>>a + b would be a.operator+(b) but then how can 5+b be 5.operator+(b) since 5 is a int.

You're wrong. Although you can make an overloaded operator as a member function (i.e. a.operator+(b)), that's not the preferred way, normally it is implemented as a free-function. As so:

// this will cover the ( a + b ) case:
Element operator + (const Element& a, const Element& b);

// this will cover the ( 5 + b ) case:
Element operator + (int a, const Element& b);

// this will cover the ( a + 5 ) case:
Element operator + (const Element& a, int b);

Overloaded operators should almost always be implemented as (friend) free-functions, not as member functions. The only exception to that rule is for the operators that cannot be implemented as free-functions, like assignment operators and a few others.

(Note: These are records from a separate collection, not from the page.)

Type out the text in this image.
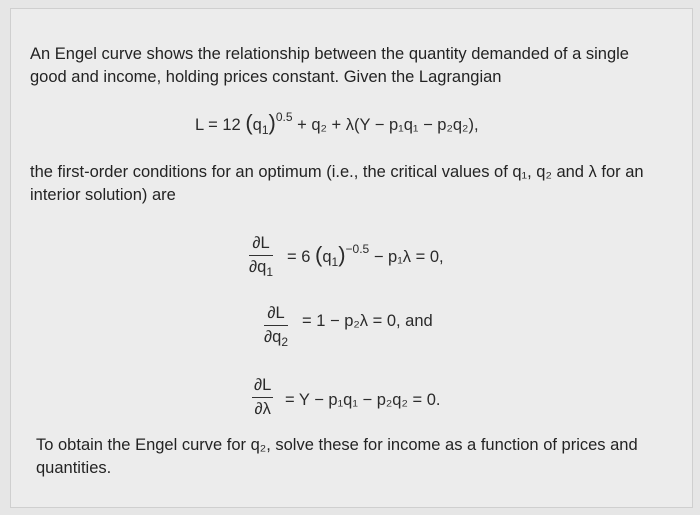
An Engel curve shows the relationship between the quantity demanded of a single good and income, holding prices constant. Given the Lagrangian

L = 12 $(q_1)^{0.5} + q_2 + \lambda(Y - p_1q_1 - p_2q_2)$,

the first-order conditions for an optimum (i.e., the critical values of q₁, q₂ and λ for an interior solution) are

∂L
$\partial q_1$
= 6 $(q_1)^{-0.5} - p_1\lambda = 0$,
∂L
$\partial q_2$
= 1 − p₂λ = 0, and
∂L
∂λ = Y − p₁q₁ − p₂q₂ = 0.

To obtain the Engel curve for q₂, solve these for income as a function of prices and quantities.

I think the problem is that you've declared it as a member function. Make sure the function is written as Mike said, e.g.

Element operator + (int a, const Element& b)  // note: not "Element::operator +"
{
    Element return_val;
    // make return_val be the sum of a and b
    return return_val;
}

and declare the function to be a friend of your class:

class Element {
    public:
        ...
        friend Element operator + (int a, Element & b);
        ...
};

Do the same for all three versions of your operator+.

please post the code you are using right now